At a recent public forum on journalism, a local newsie spent considerable time and energy defending his hedge-fund publication’s decision, now years-old, to ditch a regular editorial page, tossing to the curb along with it reader letters to the editor, a staple of American discourse since before the Revolution.
They’re kind of a pain, he said. And in an era of disinformation, it’s basically impossible to verify letter-writers’ identities and fact-check their work.
Um, no.
There’s a word for that sort of skinflint-budget-cut justification: Abrogation. As in, abandoning a core journalistic responsibility to ensure a publication keeps a door open to two-way communications.
Public discourse is a large part of why Cascadia Daily News exists. We embrace this responsibility, opening our pages to reader letters and a broad range of guest commentaries, on a regular basis.
Our readers have responded to this invitation — big time. If an active letters section is, as is often said, a sign of a healthy publication, then ours qualifies as robust.
CDN had letters to the editor awaiting before we ever printed our first edition. We’ve run hundreds since. There’s an ebb-and-flow, but numbers overall continue to increase. The past two weeks have seen unprecedented numbers of opinions, small and large, fill our inbox at letters@cascadiadaily.com.
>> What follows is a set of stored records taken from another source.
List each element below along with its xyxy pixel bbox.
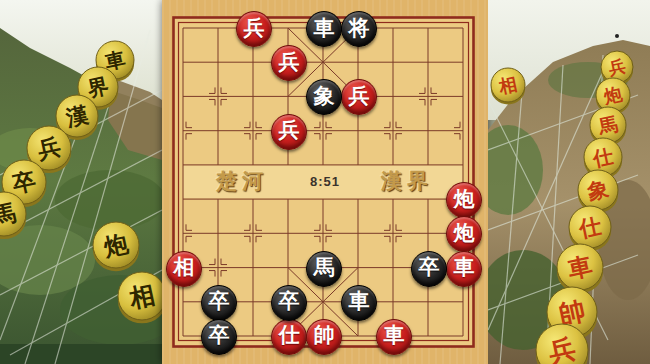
background-photo-right: 相兵炮馬仕象仕車帥兵 [488,0,650,364]
piece-red-advisor[interactable]: 仕 [271,319,307,355]
bg-piece: 仕 [590,144,615,170]
piece-black-soldier[interactable]: 卒 [201,285,237,321]
background-photo-left: 車界漢兵卒馬炮相 [0,0,162,364]
piece-red-soldier[interactable]: 兵 [236,11,272,47]
piece-black-soldier[interactable]: 卒 [271,285,307,321]
piece-black-horse[interactable]: 馬 [306,251,342,287]
bg-piece: 兵 [34,134,63,163]
piece-black-general[interactable]: 将 [341,11,377,47]
piece-red-cannon[interactable]: 炮 [446,182,482,218]
mountain-scene-right: 相兵炮馬仕象仕車帥兵 [488,0,650,364]
piece-red-chariot[interactable]: 車 [376,319,412,355]
xiangqi-board: 楚河 8:51 漢界 兵兵兵兵炮炮車相仕帥車車将象馬卒卒卒車卒 [162,0,488,364]
piece-red-chariot[interactable]: 車 [446,251,482,287]
piece-red-general[interactable]: 帥 [306,319,342,355]
piece-red-soldier[interactable]: 兵 [271,45,307,81]
mountain-scene-left: 車界漢兵卒馬炮相 [0,0,162,364]
bg-piece: 相 [126,281,157,313]
piece-red-elephant[interactable]: 相 [166,251,202,287]
river-label-chuhe: 楚河 [182,168,302,194]
piece-black-soldier[interactable]: 卒 [201,319,237,355]
piece-red-soldier[interactable]: 兵 [271,114,307,150]
tiny-figure-on-ridge [615,34,619,38]
game-timer: 8:51 [295,174,355,189]
piece-black-chariot[interactable]: 車 [306,11,342,47]
piece-black-soldier[interactable]: 卒 [411,251,447,287]
piece-black-chariot[interactable]: 車 [341,285,377,321]
game-screen: 車界漢兵卒馬炮相 [0,0,650,364]
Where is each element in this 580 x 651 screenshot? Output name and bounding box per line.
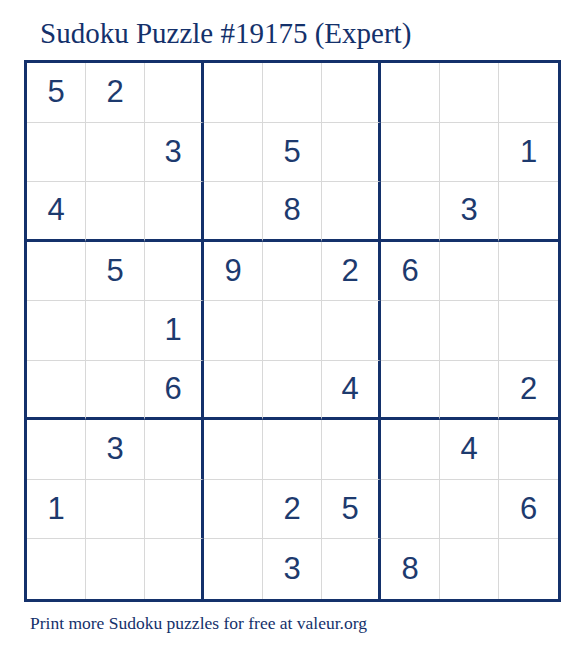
sudoku-cell-r6c1 (27, 361, 86, 421)
sudoku-cell-r6c8 (440, 361, 499, 421)
sudoku-cell-r7c9 (499, 420, 558, 480)
sudoku-cell-r9c3 (145, 539, 204, 599)
sudoku-cell-r5c1 (27, 301, 86, 361)
sudoku-cell-r3c7 (381, 182, 440, 242)
sudoku-cell-r2c5: 5 (263, 123, 322, 183)
sudoku-cell-r6c2 (86, 361, 145, 421)
sudoku-cell-r3c5: 8 (263, 182, 322, 242)
sudoku-cell-r5c4 (204, 301, 263, 361)
sudoku-cell-r1c2: 2 (86, 63, 145, 123)
sudoku-cell-r8c1: 1 (27, 480, 86, 540)
sudoku-cell-r3c9 (499, 182, 558, 242)
sudoku-cell-r9c8 (440, 539, 499, 599)
sudoku-cell-r8c7 (381, 480, 440, 540)
sudoku-cell-r9c1 (27, 539, 86, 599)
sudoku-cell-r4c4: 9 (204, 242, 263, 302)
sudoku-cell-r5c9 (499, 301, 558, 361)
sudoku-cell-r1c7 (381, 63, 440, 123)
sudoku-cell-r4c6: 2 (322, 242, 381, 302)
sudoku-cell-r6c6: 4 (322, 361, 381, 421)
sudoku-cell-r9c4 (204, 539, 263, 599)
sudoku-cell-r2c3: 3 (145, 123, 204, 183)
sudoku-cell-r3c3 (145, 182, 204, 242)
sudoku-cell-r3c2 (86, 182, 145, 242)
sudoku-cell-r1c6 (322, 63, 381, 123)
sudoku-cell-r7c5 (263, 420, 322, 480)
sudoku-cell-r4c1 (27, 242, 86, 302)
footer-credit: Print more Sudoku puzzles for free at va… (30, 613, 367, 634)
sudoku-cell-r7c8: 4 (440, 420, 499, 480)
sudoku-cell-r4c5 (263, 242, 322, 302)
sudoku-cell-r9c5: 3 (263, 539, 322, 599)
sudoku-cell-r1c4 (204, 63, 263, 123)
puzzle-title: Sudoku Puzzle #19175 (Expert) (40, 17, 411, 50)
sudoku-cell-r4c2: 5 (86, 242, 145, 302)
sudoku-cell-r7c6 (322, 420, 381, 480)
sudoku-grid: 523514835926164234125638 (24, 60, 561, 602)
sudoku-cell-r6c4 (204, 361, 263, 421)
sudoku-cell-r8c8 (440, 480, 499, 540)
sudoku-cell-r7c1 (27, 420, 86, 480)
sudoku-cell-r8c9: 6 (499, 480, 558, 540)
sudoku-cell-r1c9 (499, 63, 558, 123)
sudoku-page: Sudoku Puzzle #19175 (Expert) 5235148359… (0, 0, 580, 651)
sudoku-cell-r4c7: 6 (381, 242, 440, 302)
sudoku-cell-r9c2 (86, 539, 145, 599)
sudoku-cell-r5c6 (322, 301, 381, 361)
sudoku-cell-r1c8 (440, 63, 499, 123)
sudoku-cell-r2c8 (440, 123, 499, 183)
sudoku-cell-r5c7 (381, 301, 440, 361)
sudoku-cell-r9c7: 8 (381, 539, 440, 599)
sudoku-cell-r7c3 (145, 420, 204, 480)
sudoku-cell-r3c4 (204, 182, 263, 242)
sudoku-cell-r3c8: 3 (440, 182, 499, 242)
sudoku-cell-r6c9: 2 (499, 361, 558, 421)
sudoku-cell-r4c3 (145, 242, 204, 302)
sudoku-cell-r4c9 (499, 242, 558, 302)
sudoku-cell-r2c6 (322, 123, 381, 183)
sudoku-cell-r3c6 (322, 182, 381, 242)
sudoku-cell-r7c2: 3 (86, 420, 145, 480)
sudoku-cell-r3c1: 4 (27, 182, 86, 242)
sudoku-cell-r9c9 (499, 539, 558, 599)
sudoku-cell-r7c7 (381, 420, 440, 480)
sudoku-cell-r6c5 (263, 361, 322, 421)
sudoku-cell-r7c4 (204, 420, 263, 480)
sudoku-cell-r4c8 (440, 242, 499, 302)
sudoku-cell-r2c1 (27, 123, 86, 183)
sudoku-cell-r5c8 (440, 301, 499, 361)
sudoku-cell-r2c7 (381, 123, 440, 183)
sudoku-cell-r6c3: 6 (145, 361, 204, 421)
sudoku-cell-r8c5: 2 (263, 480, 322, 540)
sudoku-cell-r2c4 (204, 123, 263, 183)
sudoku-cell-r8c2 (86, 480, 145, 540)
sudoku-cell-r8c6: 5 (322, 480, 381, 540)
sudoku-cell-r1c3 (145, 63, 204, 123)
sudoku-cell-r5c5 (263, 301, 322, 361)
sudoku-cell-r5c3: 1 (145, 301, 204, 361)
sudoku-cell-r5c2 (86, 301, 145, 361)
sudoku-cell-r2c2 (86, 123, 145, 183)
sudoku-cell-r8c4 (204, 480, 263, 540)
sudoku-cell-r1c5 (263, 63, 322, 123)
sudoku-cell-r8c3 (145, 480, 204, 540)
sudoku-cell-r2c9: 1 (499, 123, 558, 183)
sudoku-cell-r1c1: 5 (27, 63, 86, 123)
sudoku-cell-r9c6 (322, 539, 381, 599)
sudoku-cell-r6c7 (381, 361, 440, 421)
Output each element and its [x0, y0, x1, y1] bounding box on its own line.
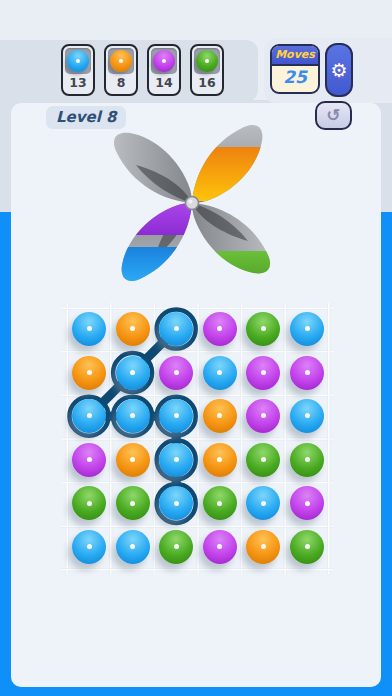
grid-ball-blue-r3c2[interactable]: [116, 399, 150, 433]
grid-ball-blue-r3c1[interactable]: [72, 399, 106, 433]
grid-ball-orange-r4c2[interactable]: [116, 443, 150, 477]
grid-ball-green-r6c3[interactable]: [159, 530, 193, 564]
grid-ball-green-r4c5[interactable]: [246, 443, 280, 477]
grid-ball-blue-r6c2[interactable]: [116, 530, 150, 564]
grid-ball-orange-r1c2[interactable]: [116, 312, 150, 346]
counter-value-green: 16: [198, 75, 215, 91]
pinwheel-graphic: [92, 113, 297, 298]
counter-value-orange: 8: [117, 75, 126, 91]
pinwheel-blade-green: [192, 203, 270, 273]
counter-card-purple: 14: [147, 44, 181, 96]
moves-panel: Moves 25: [270, 44, 320, 94]
grid-ball-purple-r4c1[interactable]: [72, 443, 106, 477]
counter-well: [194, 48, 220, 74]
grid-ball-blue-r2c4[interactable]: [203, 356, 237, 390]
pinwheel-blade-gray: [114, 133, 192, 203]
counter-well: [108, 48, 134, 74]
moves-label: Moves: [272, 46, 318, 66]
blue-ball-icon: [67, 50, 89, 72]
grid-ball-green-r6c6[interactable]: [290, 530, 324, 564]
gear-icon: ⚙: [330, 61, 347, 80]
counter-well: [151, 48, 177, 74]
pinwheel-pin-highlight: [189, 200, 193, 204]
pinwheel-blade-orange: [192, 125, 262, 203]
grid-ball-purple-r2c5[interactable]: [246, 356, 280, 390]
grid-ball-green-r5c4[interactable]: [203, 486, 237, 520]
grid-ball-purple-r2c6[interactable]: [290, 356, 324, 390]
counter-card-blue: 13: [61, 44, 95, 96]
goal-counters: 13 8 14 16: [61, 44, 224, 96]
grid-ball-orange-r3c4[interactable]: [203, 399, 237, 433]
counter-well: [65, 48, 91, 74]
undo-button[interactable]: ↺: [315, 101, 352, 130]
counter-value-blue: 13: [69, 75, 86, 91]
grid-ball-blue-r4c3[interactable]: [159, 443, 193, 477]
purple-ball-icon: [153, 50, 175, 72]
grid-ball-orange-r2c1[interactable]: [72, 356, 106, 390]
orange-ball-icon: [110, 50, 132, 72]
pinwheel-pin: [186, 197, 199, 210]
game-board: [56, 297, 337, 580]
counter-card-orange: 8: [104, 44, 138, 96]
grid-ball-green-r5c2[interactable]: [116, 486, 150, 520]
grid-ball-green-r4c6[interactable]: [290, 443, 324, 477]
grid-ball-blue-r6c1[interactable]: [72, 530, 106, 564]
hud-right: Moves 25 ⚙: [270, 44, 353, 97]
grid-ball-blue-r1c6[interactable]: [290, 312, 324, 346]
counter-value-purple: 14: [155, 75, 172, 91]
grid-ball-orange-r4c4[interactable]: [203, 443, 237, 477]
moves-value: 25: [272, 66, 318, 87]
pinwheel-blade-purple-blue: [122, 203, 192, 281]
grid-ball-purple-r2c3[interactable]: [159, 356, 193, 390]
counter-card-green: 16: [190, 44, 224, 96]
grid-ball-blue-r3c6[interactable]: [290, 399, 324, 433]
grid-ball-blue-r2c2[interactable]: [116, 356, 150, 390]
grid-ball-purple-r1c4[interactable]: [203, 312, 237, 346]
undo-icon: ↺: [326, 107, 340, 124]
grid-ball-blue-r1c3[interactable]: [159, 312, 193, 346]
settings-button[interactable]: ⚙: [325, 43, 353, 97]
green-ball-icon: [196, 50, 218, 72]
grid-ball-blue-r1c1[interactable]: [72, 312, 106, 346]
grid-ball-purple-r6c4[interactable]: [203, 530, 237, 564]
game-screen: 13 8 14 16 Moves 25 ⚙ Le: [0, 0, 392, 696]
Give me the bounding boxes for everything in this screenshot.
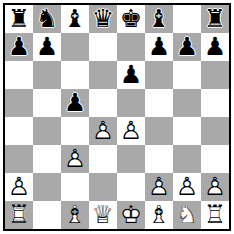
piece-outline-layer: ♗ — [61, 201, 89, 229]
square-e3[interactable] — [117, 145, 145, 173]
piece-glyph: ♞ — [33, 5, 61, 33]
piece-white-pawn[interactable]: ♟♙ — [5, 173, 33, 201]
piece-white-pawn[interactable]: ♟♙ — [201, 173, 229, 201]
square-b6[interactable] — [33, 61, 61, 89]
square-d1[interactable]: ♛♕ — [89, 201, 117, 229]
piece-white-bishop[interactable]: ♝♗ — [61, 201, 89, 229]
square-g1[interactable]: ♞♘ — [173, 201, 201, 229]
square-g4[interactable] — [173, 117, 201, 145]
square-d3[interactable] — [89, 145, 117, 173]
square-e8[interactable]: ♚ — [117, 5, 145, 33]
square-g3[interactable] — [173, 145, 201, 173]
square-a6[interactable] — [5, 61, 33, 89]
piece-black-pawn[interactable]: ♟ — [5, 33, 33, 61]
piece-outline-layer: ♕ — [89, 201, 117, 229]
piece-glyph: ♝ — [145, 5, 173, 33]
square-c6[interactable] — [61, 61, 89, 89]
square-f3[interactable] — [145, 145, 173, 173]
square-c8[interactable]: ♝ — [61, 5, 89, 33]
piece-black-knight[interactable]: ♞ — [33, 5, 61, 33]
piece-glyph: ♟ — [145, 33, 173, 61]
piece-black-pawn[interactable]: ♟ — [61, 89, 89, 117]
piece-white-pawn[interactable]: ♟♙ — [173, 173, 201, 201]
square-g6[interactable] — [173, 61, 201, 89]
square-d4[interactable]: ♟♙ — [89, 117, 117, 145]
square-g2[interactable]: ♟♙ — [173, 173, 201, 201]
square-e6[interactable]: ♟ — [117, 61, 145, 89]
square-b8[interactable]: ♞ — [33, 5, 61, 33]
square-a1[interactable]: ♜♖ — [5, 201, 33, 229]
piece-white-rook[interactable]: ♜♖ — [201, 201, 229, 229]
square-e4[interactable]: ♟♙ — [117, 117, 145, 145]
piece-white-knight[interactable]: ♞♘ — [173, 201, 201, 229]
square-f5[interactable] — [145, 89, 173, 117]
square-h8[interactable]: ♜ — [201, 5, 229, 33]
piece-glyph: ♟ — [61, 89, 89, 117]
piece-black-rook[interactable]: ♜ — [201, 5, 229, 33]
piece-glyph: ♚ — [117, 5, 145, 33]
piece-white-king[interactable]: ♚♔ — [117, 201, 145, 229]
piece-black-rook[interactable]: ♜ — [5, 5, 33, 33]
square-b7[interactable]: ♟ — [33, 33, 61, 61]
square-g5[interactable] — [173, 89, 201, 117]
square-f4[interactable] — [145, 117, 173, 145]
square-c5[interactable]: ♟ — [61, 89, 89, 117]
piece-white-pawn[interactable]: ♟♙ — [89, 117, 117, 145]
square-c7[interactable] — [61, 33, 89, 61]
square-a2[interactable]: ♟♙ — [5, 173, 33, 201]
square-a7[interactable]: ♟ — [5, 33, 33, 61]
piece-black-pawn[interactable]: ♟ — [33, 33, 61, 61]
piece-glyph: ♛ — [89, 5, 117, 33]
square-b2[interactable] — [33, 173, 61, 201]
square-b4[interactable] — [33, 117, 61, 145]
square-h1[interactable]: ♜♖ — [201, 201, 229, 229]
board-grid: ♜♞♝♛♚♝♜♟♟♟♟♟♟♟♟♙♟♙♟♙♟♙♟♙♟♙♟♙♜♖♝♗♛♕♚♔♝♗♞♘… — [3, 3, 231, 231]
square-f1[interactable]: ♝♗ — [145, 201, 173, 229]
piece-black-pawn[interactable]: ♟ — [201, 33, 229, 61]
piece-glyph: ♟ — [201, 33, 229, 61]
square-h2[interactable]: ♟♙ — [201, 173, 229, 201]
piece-outline-layer: ♙ — [117, 117, 145, 145]
piece-white-pawn[interactable]: ♟♙ — [145, 173, 173, 201]
square-a4[interactable] — [5, 117, 33, 145]
square-h5[interactable] — [201, 89, 229, 117]
piece-outline-layer: ♖ — [201, 201, 229, 229]
square-d6[interactable] — [89, 61, 117, 89]
square-g7[interactable]: ♟ — [173, 33, 201, 61]
piece-black-queen[interactable]: ♛ — [89, 5, 117, 33]
piece-black-pawn[interactable]: ♟ — [145, 33, 173, 61]
piece-white-pawn[interactable]: ♟♙ — [117, 117, 145, 145]
square-e5[interactable] — [117, 89, 145, 117]
square-f7[interactable]: ♟ — [145, 33, 173, 61]
square-c2[interactable] — [61, 173, 89, 201]
square-d8[interactable]: ♛ — [89, 5, 117, 33]
piece-glyph: ♝ — [61, 5, 89, 33]
square-h6[interactable] — [201, 61, 229, 89]
piece-outline-layer: ♗ — [145, 201, 173, 229]
piece-white-bishop[interactable]: ♝♗ — [145, 201, 173, 229]
square-e7[interactable] — [117, 33, 145, 61]
piece-white-rook[interactable]: ♜♖ — [5, 201, 33, 229]
piece-outline-layer: ♘ — [173, 201, 201, 229]
square-f6[interactable] — [145, 61, 173, 89]
square-b3[interactable] — [33, 145, 61, 173]
piece-outline-layer: ♙ — [201, 173, 229, 201]
square-f2[interactable]: ♟♙ — [145, 173, 173, 201]
chess-board: ♜♞♝♛♚♝♜♟♟♟♟♟♟♟♟♙♟♙♟♙♟♙♟♙♟♙♟♙♜♖♝♗♛♕♚♔♝♗♞♘… — [0, 0, 234, 234]
square-c3[interactable]: ♟♙ — [61, 145, 89, 173]
square-h3[interactable] — [201, 145, 229, 173]
square-e2[interactable] — [117, 173, 145, 201]
square-c4[interactable] — [61, 117, 89, 145]
piece-glyph: ♜ — [5, 5, 33, 33]
square-c1[interactable]: ♝♗ — [61, 201, 89, 229]
square-h4[interactable] — [201, 117, 229, 145]
piece-outline-layer: ♖ — [5, 201, 33, 229]
square-a5[interactable] — [5, 89, 33, 117]
square-f8[interactable]: ♝ — [145, 5, 173, 33]
piece-outline-layer: ♙ — [61, 145, 89, 173]
piece-black-pawn[interactable]: ♟ — [117, 61, 145, 89]
square-b5[interactable] — [33, 89, 61, 117]
piece-outline-layer: ♙ — [5, 173, 33, 201]
piece-black-king[interactable]: ♚ — [117, 5, 145, 33]
piece-outline-layer: ♔ — [117, 201, 145, 229]
piece-outline-layer: ♙ — [173, 173, 201, 201]
square-g8[interactable] — [173, 5, 201, 33]
square-a3[interactable] — [5, 145, 33, 173]
square-h7[interactable]: ♟ — [201, 33, 229, 61]
square-d2[interactable] — [89, 173, 117, 201]
piece-black-bishop[interactable]: ♝ — [61, 5, 89, 33]
piece-white-queen[interactable]: ♛♕ — [89, 201, 117, 229]
piece-outline-layer: ♙ — [89, 117, 117, 145]
piece-glyph: ♟ — [173, 33, 201, 61]
piece-outline-layer: ♙ — [145, 173, 173, 201]
piece-black-bishop[interactable]: ♝ — [145, 5, 173, 33]
piece-glyph: ♜ — [201, 5, 229, 33]
piece-black-pawn[interactable]: ♟ — [173, 33, 201, 61]
square-b1[interactable] — [33, 201, 61, 229]
square-d7[interactable] — [89, 33, 117, 61]
square-e1[interactable]: ♚♔ — [117, 201, 145, 229]
square-a8[interactable]: ♜ — [5, 5, 33, 33]
piece-glyph: ♟ — [117, 61, 145, 89]
piece-white-pawn[interactable]: ♟♙ — [61, 145, 89, 173]
square-d5[interactable] — [89, 89, 117, 117]
piece-glyph: ♟ — [33, 33, 61, 61]
piece-glyph: ♟ — [5, 33, 33, 61]
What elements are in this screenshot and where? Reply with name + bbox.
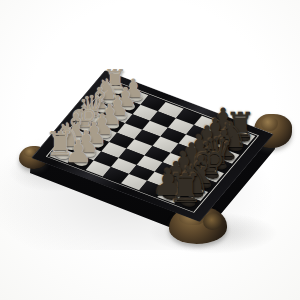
chess-board: ♜♟♟♜♞♟♟♞♝♟♟♝♛♟♟♛♚♟♟♚♝♟♟♝♞♟♟♞♜♟♟♜ [31,70,274,222]
black-piece-base [178,196,198,208]
product-photo: ♜♟♟♜♞♟♟♞♝♟♟♝♛♟♟♛♚♟♟♚♝♟♟♝♞♟♟♞♜♟♟♜ [0,0,300,300]
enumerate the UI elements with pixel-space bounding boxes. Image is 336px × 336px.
This is a wonderful credit, I believe, to the engaged, smart, literate community we serve. I suspect letters are one of our most-read features in coffee shops and homes around town, and that makes me proud.
It is not a free-for-all, of course. We reserve the right to edit letters for brevity, clarity, civility and other factors. It’s our space we’re sharing, and part of our mission here is to prevent demonstrably false information from entering the news stream.
In our 16 months of existence, I’ve only rejected a small handful of letters. A couple were simply incomprehensible; others contained what I considered a fact-averse attack on a person or people, usually echoing some Land-of-Fanciful-Falsehood talking points. (One of the rejectees called that “censorship,” demonstrating a keen lack of knowledge of the meaning of the term. It’s simply responsible editing.)
More commonly, an ad-hominem approach or phrase — or just too many phrases in general, i.e., a letter that’s far too long — will step on the point of the writer. In those cases, I’ll often suggest trims or an edit. (The same philosophy applies to guest commentaries, longer pieces of up to 800 words we accept as standalone opinion pieces submitted directly to me at ronjudd@cascadiadaily.com.)
In other cases, writers of long letters are convinced to take the extra step to turn their work into a guest commentary.
We also realize that providing a relatively open forum comes with an additional responsibility: Ensuring to the best of our ability that a letter with a person’s name on it is actually written by that person. This is not, as my lead subject above limply insisted, an impossible task.
It is a small chore, of course — one performed by yours truly.
A few of our prolific letter writers — you all know who they are, or at least their names — laugh about being “repeat offenders:” I know they’re real people, so don’t need to verify their letters each time they write in.
New or first-time writers, however, may very well get a call from me, just saying hello and verifying their name and city of residence. That’s all we need for publication. Letter writers can smooth the process greatly by remembering to include an address and phone number with their letters. We will never publish that personal information — just name and place of residence.
But yes, it needs to be a real name and place.
All of this is a long windup to a practical point — one of which all prospective letter writers should take note: We love letters so much that we would dearly like to publish even more of them. But we don’t have unlimited print space, and our readers don’t have unlimited attention spans.
So I’m making a big ask: Can letter writers please, please, please try to make their point in 250 words or less, rather than the inaugural 300? (Note: Grief counselors are standing by for Bob Morton and others.)
Seriously: We want to spread our space around, so 250 — a maximum employed by many other newspapers — is the new upper limit. (Additional note: No, you cannot bank “credit” for future letters by sending in one below the max! Nice try, though.)
This will allow us to highlight more voices on our print pages, noting that we’ll still publish some letters online only in weeks where we’re over-full for print.
One other request: Some of you — of a certain age, I suspect — are in the fixed habit of sending in text with double spaces between sentences. I know it’s a reflex but PLEASE STOP. It’s taking up huge chunks of time that CDN’s editor could put to better use cajoling staff members to write more concisely and in an active voice.
Thanks in advance for all this, and thanks for being such active citizens and filling up our letters page on a regular basis. Our letters deadline for the weekly print edition remains Mondays at 10 a.m.
A final note about the Opinion page: To clear additional letter space, starting this week, the weekly beloved/beloathed column feature “The Hammer” — a more quippy, slightly less reserved alter-ego voice of the editor and others — will move to (mostly) online publication. We’ll compile the Hammer’s Greatest Strikes once a month to highlight in the print paper, but look for it regularly at cascadiadaily.com/news/opinion/columns/the-hammer on Fridays, with some updates throughout the week.
Thanks for reading CDN’s Opinion page, and keep those thoughts and letters coming.